Technical chart showing the share price performance of Zix Corporation (ZIXI)

Zix Corporation (ZIXI) provides e-mail encryption and device security services for the health care industry from its Dallas headquarters. The stock fell to an all-time low at 51 cents in 2006 and turned higher, topping out at $6.24 in December 2007. It posted a higher low at 88 cents following the 2008 economic collapse and stair-stepped higher in a shallow pattern that finally completed an 11-year round trip into the prior high in May 2017.

A pullback into February 2018 printed the seventh higher low of the decade, ahead of a February 2019 breakout that has now reached a 14-year high at $8.60. The stock has gone straight up since the Jan. 15 low at $5.34, posting an unsustainable 61% rally, predicting that it will soon turn lower to shake out weak hands. A pullback that settles near new support at $6.50 could offer a low-risk buying opportunity, ahead of a secondary rally impulse that reaches the double digits.

Technical chart showing the share price performance of Camtek Ltd. (CAMT)

Israel's Camtek Ltd. (CAMT) designs and sells measuring equipment for the semiconductor industry. The company came public near $6.00 in August 2000 and posted an all-time high at $11.50 just one month later, ahead of a steep decline that ended at 31 cents in 2003. Higher lows in 2009 and 2013 preceded upticks that stalled well under the prior high, while a 2016 higher low generated a bounce that reached within 39 cent of resistance in August 2018.

The stock nearly got cut in half into December, finding support at $6.29, ahead of a recovery wave that is now trading about two points under the 2018 high.
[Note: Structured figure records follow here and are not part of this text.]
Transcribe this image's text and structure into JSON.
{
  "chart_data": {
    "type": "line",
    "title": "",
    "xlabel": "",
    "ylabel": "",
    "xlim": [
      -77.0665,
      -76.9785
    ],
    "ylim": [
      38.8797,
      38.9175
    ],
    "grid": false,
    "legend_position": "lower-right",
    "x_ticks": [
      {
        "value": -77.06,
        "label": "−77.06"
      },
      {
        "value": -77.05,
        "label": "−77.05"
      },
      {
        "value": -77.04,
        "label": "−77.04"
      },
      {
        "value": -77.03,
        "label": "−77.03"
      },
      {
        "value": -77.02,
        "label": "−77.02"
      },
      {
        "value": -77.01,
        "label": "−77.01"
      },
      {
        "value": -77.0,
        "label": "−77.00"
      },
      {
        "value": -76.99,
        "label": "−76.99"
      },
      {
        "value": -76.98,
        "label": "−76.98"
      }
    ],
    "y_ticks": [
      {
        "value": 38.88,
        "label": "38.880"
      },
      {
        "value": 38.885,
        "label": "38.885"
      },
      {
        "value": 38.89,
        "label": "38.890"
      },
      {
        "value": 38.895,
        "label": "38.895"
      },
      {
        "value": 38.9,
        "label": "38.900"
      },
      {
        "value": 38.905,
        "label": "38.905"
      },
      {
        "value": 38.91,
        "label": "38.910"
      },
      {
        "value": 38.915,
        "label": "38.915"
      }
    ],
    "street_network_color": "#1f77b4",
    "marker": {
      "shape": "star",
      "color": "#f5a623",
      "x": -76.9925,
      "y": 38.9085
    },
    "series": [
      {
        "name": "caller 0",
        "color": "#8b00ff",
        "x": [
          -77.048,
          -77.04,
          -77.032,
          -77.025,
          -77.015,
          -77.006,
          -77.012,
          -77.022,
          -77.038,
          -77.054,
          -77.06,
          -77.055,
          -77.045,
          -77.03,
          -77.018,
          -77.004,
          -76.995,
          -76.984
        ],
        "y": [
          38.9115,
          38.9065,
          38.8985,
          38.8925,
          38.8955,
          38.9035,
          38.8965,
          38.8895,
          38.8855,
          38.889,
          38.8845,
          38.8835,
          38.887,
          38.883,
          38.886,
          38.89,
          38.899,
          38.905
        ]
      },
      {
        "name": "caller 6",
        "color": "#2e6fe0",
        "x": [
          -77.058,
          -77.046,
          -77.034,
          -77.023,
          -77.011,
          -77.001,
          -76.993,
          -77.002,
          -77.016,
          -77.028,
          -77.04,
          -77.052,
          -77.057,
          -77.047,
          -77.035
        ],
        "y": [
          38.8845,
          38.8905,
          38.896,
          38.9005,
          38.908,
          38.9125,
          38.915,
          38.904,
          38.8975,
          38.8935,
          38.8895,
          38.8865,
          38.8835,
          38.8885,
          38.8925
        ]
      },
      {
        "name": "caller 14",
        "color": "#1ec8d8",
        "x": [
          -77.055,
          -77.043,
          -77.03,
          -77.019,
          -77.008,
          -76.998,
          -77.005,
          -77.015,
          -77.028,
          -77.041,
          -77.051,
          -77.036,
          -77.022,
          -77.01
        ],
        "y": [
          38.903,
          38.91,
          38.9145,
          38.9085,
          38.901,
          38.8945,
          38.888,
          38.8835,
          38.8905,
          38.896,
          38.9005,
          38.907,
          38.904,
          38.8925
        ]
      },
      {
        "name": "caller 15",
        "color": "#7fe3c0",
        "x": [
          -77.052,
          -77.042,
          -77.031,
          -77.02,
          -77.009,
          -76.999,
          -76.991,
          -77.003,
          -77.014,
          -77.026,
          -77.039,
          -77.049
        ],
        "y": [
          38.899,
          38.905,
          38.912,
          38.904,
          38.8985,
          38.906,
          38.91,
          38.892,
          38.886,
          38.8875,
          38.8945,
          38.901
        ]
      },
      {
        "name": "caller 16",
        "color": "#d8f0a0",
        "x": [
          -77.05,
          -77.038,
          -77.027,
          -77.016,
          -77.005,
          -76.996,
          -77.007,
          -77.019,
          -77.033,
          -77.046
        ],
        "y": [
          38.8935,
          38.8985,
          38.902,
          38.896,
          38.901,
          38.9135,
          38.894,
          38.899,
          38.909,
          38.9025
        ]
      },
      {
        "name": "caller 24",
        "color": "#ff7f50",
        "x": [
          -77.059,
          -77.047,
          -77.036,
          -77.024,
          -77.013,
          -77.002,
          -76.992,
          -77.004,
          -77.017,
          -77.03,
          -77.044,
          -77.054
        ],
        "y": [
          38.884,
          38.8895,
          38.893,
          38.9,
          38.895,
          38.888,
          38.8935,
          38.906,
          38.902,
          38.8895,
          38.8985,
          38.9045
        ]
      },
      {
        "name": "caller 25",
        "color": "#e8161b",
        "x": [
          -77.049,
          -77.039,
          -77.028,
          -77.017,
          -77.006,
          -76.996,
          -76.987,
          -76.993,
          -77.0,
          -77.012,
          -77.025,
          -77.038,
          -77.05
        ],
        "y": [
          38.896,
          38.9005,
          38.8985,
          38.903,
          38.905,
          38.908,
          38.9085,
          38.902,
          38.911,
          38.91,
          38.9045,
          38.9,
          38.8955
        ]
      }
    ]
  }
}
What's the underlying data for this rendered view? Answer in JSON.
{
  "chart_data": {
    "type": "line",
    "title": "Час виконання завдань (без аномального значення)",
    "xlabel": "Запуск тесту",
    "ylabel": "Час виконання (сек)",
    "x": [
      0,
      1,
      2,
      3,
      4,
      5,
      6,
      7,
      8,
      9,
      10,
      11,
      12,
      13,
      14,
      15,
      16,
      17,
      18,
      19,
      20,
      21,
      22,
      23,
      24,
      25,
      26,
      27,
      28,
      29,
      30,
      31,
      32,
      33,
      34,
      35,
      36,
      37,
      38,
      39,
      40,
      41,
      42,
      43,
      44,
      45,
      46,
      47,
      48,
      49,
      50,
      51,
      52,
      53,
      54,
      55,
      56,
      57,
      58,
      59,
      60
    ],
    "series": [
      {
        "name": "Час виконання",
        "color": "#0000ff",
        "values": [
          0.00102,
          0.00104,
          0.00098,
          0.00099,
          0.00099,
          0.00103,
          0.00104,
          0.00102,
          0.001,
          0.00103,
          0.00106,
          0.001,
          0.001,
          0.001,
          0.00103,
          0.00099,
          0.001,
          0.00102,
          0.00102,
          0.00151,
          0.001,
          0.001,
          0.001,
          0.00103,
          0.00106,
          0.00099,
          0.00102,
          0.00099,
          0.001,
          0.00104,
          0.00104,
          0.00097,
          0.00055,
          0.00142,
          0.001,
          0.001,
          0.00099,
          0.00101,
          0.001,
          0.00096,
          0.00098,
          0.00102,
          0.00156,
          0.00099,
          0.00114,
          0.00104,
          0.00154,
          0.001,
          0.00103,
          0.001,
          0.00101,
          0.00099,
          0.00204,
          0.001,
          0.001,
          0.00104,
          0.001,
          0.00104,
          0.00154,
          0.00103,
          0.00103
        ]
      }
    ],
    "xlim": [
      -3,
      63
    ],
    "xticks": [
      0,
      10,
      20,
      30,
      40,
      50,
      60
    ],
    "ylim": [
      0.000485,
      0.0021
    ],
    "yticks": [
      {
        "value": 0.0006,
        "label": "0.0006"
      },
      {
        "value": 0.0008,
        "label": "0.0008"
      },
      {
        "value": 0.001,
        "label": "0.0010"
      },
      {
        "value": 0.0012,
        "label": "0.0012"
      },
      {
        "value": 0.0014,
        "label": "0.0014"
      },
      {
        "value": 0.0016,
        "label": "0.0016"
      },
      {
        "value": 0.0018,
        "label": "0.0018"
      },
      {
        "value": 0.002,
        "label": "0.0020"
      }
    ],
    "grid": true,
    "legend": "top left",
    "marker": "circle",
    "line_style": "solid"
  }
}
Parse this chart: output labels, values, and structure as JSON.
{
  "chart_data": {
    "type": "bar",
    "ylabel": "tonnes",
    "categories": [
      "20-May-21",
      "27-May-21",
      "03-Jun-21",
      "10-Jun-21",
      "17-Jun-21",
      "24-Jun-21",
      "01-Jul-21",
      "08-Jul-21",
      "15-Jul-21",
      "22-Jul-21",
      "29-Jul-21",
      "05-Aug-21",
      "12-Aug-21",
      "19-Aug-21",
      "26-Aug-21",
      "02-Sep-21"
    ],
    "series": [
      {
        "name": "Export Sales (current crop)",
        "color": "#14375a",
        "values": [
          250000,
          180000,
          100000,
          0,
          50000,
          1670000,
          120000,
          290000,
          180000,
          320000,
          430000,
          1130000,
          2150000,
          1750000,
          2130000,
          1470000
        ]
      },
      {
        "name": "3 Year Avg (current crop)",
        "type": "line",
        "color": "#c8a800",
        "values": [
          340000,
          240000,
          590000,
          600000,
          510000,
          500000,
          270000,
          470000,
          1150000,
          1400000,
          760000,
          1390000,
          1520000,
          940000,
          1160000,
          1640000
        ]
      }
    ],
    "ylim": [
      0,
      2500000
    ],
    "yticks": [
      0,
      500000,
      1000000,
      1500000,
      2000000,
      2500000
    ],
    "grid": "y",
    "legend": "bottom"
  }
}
Accumulation has risen back to 2018 levels, raising the odds for a final buying surge that reaches resistance ahead of a multi-decade breakout into the upper teens. However, patience is needed with this play because it has just crossed the 200-day EMA for the sixth time in four months, predicting continued basing action around the $7.50 level before directional momentum takes hold.

The Bottom Line

Single-digit stocks are exhibiting unusual first quarter strength, predicting continued upside as long as the market-leading Russell 2000 small-cap index keeps adding points.